Da enorme utilidade do "voto inútil"
Só porque pode, vote em quem lhe apetece e porque sim. Verá que quase não dói nada que não doa já.
"Chegámos ao ponto em que colectivamente estamos fartos de tudo e individualmente fartos de estar fartos. Extraviámo-nos a tal ponto que devemos estar no bom caminho.»
(Fernando Pessoa in "Sobre Portugal")
Dez candidatos na marcha de Marcelo pelo passeio da fama de tudólogo, onde os extremos se tocam, e uma campanha amena. Do lado oposto das sondagens, à cabeça dos "Outros", há um Sequeira – o dito "candidato motivacional" – que, com o mesmíssimo hedonismo acrítico, exibe o gáudio perante a sua própria capacidade de manipulação, sem um valor que se entreveja na plasticidade do seu discurso.
Ao microfone da TSF, Sequeira disse-se "otimalista", uma palavra que – por não existir – serviria na perfeição para a auto-caracterização de Marcelo, sobretudo na parte em que, anos a fio, estoicamente evitou o bronzeamento que denunciaria as passagens de ano no Brasil com banqueiros portugueses, pois cairia mal... Marcelo sabe que tudo quanto tem é a "embalagem" que o marketing televisivo nos vem vendendo há anos. O pior é que fala mesmo muito. Acaba por dizer o que pensa, nos raros momentos em que não lhe ocorre mais nada, como em Valongo (2008): “Para Portugal conseguir lutar pela lusofonia no mundo tem de lutar por dar a supremacia ao Brasil.” (sic).(1)
Aprendiz de Sócrates (o obreiro da eleição e re-eleição Cavaco), Costa bem tenta dar a vitória a Marcelo mas, sabendo da propensão deste para tiros-no-pé, urdiu o plano de contingência: levar ao colo o sinistro candidato da Maçonaria a uma eventual segunda volta. As televisões também conseguem "vender" actores de última-hora e lá anda o ser incógnito, ufano, anunciando a sua própria Boa-Névoa com potencial para bela nódoa.
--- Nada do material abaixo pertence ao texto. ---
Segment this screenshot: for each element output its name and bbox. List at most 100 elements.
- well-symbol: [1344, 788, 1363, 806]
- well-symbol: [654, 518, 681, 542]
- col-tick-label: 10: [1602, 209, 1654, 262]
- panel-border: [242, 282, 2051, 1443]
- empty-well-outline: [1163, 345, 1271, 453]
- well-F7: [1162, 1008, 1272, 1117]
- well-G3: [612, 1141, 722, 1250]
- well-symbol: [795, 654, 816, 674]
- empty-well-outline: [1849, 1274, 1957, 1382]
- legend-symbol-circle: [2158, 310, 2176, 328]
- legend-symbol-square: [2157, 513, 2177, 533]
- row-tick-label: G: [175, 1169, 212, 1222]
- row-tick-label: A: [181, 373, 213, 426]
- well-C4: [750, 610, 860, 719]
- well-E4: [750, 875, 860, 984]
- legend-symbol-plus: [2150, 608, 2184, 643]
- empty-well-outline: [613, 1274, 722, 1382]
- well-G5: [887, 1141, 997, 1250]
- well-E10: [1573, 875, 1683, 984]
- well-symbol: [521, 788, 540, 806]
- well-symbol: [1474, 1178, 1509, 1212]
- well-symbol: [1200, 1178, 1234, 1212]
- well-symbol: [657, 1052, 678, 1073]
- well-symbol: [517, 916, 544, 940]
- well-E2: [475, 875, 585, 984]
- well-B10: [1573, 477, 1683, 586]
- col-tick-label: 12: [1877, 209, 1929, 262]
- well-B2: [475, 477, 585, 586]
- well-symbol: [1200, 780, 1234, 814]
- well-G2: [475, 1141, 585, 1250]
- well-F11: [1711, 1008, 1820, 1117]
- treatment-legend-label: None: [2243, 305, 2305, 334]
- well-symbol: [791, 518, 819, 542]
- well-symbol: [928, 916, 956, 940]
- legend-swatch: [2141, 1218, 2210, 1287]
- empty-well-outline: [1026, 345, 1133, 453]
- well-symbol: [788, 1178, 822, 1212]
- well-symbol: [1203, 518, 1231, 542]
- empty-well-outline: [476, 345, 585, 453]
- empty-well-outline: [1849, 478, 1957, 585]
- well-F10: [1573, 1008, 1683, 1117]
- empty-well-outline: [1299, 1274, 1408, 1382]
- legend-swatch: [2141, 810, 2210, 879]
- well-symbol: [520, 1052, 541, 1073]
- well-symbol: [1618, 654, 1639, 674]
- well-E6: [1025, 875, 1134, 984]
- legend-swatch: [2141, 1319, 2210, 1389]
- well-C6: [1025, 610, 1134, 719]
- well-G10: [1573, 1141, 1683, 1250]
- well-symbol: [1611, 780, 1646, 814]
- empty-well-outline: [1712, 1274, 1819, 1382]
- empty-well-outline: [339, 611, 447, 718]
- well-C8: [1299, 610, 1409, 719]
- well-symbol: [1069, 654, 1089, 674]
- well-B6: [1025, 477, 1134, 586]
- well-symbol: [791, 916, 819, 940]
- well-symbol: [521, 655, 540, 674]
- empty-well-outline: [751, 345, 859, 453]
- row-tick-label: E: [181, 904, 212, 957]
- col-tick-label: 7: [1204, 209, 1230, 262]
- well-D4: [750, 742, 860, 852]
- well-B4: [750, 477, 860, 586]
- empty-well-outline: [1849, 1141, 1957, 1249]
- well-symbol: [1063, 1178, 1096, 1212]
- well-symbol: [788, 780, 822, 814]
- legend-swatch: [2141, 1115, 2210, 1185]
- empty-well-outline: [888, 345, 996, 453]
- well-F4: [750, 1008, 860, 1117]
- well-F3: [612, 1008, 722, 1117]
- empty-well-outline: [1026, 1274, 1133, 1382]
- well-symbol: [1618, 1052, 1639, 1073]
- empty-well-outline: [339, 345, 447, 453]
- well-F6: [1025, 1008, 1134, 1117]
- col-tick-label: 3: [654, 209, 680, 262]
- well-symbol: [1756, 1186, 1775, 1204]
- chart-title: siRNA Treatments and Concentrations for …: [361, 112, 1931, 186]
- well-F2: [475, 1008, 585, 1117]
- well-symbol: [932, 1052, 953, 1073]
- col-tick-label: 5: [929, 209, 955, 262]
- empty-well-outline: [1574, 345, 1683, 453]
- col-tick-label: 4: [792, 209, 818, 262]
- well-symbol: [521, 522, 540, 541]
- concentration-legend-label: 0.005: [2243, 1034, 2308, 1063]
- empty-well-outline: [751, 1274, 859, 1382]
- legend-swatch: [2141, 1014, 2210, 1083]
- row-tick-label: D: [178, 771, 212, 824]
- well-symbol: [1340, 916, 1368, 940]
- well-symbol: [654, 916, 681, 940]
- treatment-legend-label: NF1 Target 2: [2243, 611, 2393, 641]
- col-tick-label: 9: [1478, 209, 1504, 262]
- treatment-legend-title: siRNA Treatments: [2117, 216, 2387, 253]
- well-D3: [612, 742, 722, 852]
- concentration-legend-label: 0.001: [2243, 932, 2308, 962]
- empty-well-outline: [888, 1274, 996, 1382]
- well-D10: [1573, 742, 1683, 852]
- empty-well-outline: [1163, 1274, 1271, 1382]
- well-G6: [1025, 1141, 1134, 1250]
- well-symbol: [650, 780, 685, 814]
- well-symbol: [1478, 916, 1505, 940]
Esse passou um ano em Brasília, em “missão da UNESCO” (a mesma que nos transformou o fado em world music), e agita como progressista a bandeira de uma Educação absolutamente escavacada, mas ainda não ao ponto do analfabetismo funcional brasileiro, tão conveniente à manipulação de massas. Os partidos são já meras lógicas colaterais, muito secundárias, nos esquemas de tomada do poder.
Se Sócrates gozava de uma “Confiança no Mundo” metalúrgica e cefalópode, toda ela paraísos tropicais e fiscais, já o delfim teme os azares da democracia. Costa, ex-membro do painel da “Quadratura do Círculo”, acorreu a uma edição especial de aniversário da SIC Notícias (no passado dia 8) para pôr limites às questões de soberania lá citadas na véspera como essenciais ao exercício da Chefia do Estado, conseguindo meter os pés pelas mãos numa prepotência desesperada muito sua. Por exemplo, disse Costa: “Não, não teria tomado a iniciativa de fazer o 'acordo ortográfico'!” e “Não, não tomo a iniciativa de desfazer o 'acordo ortográfico'!” – eis quem se acha o actual capataz disto tudo para os donos de quase tudo, até do nosso mais relevante Património Cultural.
Maria de Belém apregoa o seu carácter. Neto faz-nos crer num tempo de anciãos da tribo e temer que desfaleça na cruzada; dos candidatos com estatura e perfil, poucos, é o único que mostra respeito pelos eleitores. Enquanto isso, ouve-se um ruído com sotaque regional, qual "música de elevador" às avessas, de uma confrangedora impreparação: duas cassetes, uma velha e gasta, a do padre Edgar, e outra, unipessoal, a do candidato anti-corrupção. E há mais. Mais três. Ena tantos!
Para variar, caro leitor, alinhe no "passeio dos alegres" de ir votar, na onda tão actual do "Só porque posso". Só porque pode, vote em quem lhe apetece e porque sim. Verá que quase não dói nada que não doa já.
1) Confirmei as várias declarações directamente com a jornalista (então estudante de Comunicação Social) autora das transcrições e da peça para o JPN (Jornalismo Porto Net), as quais deveriam ser por si mesmas impeditivas de uma candidatura à Presidência da República!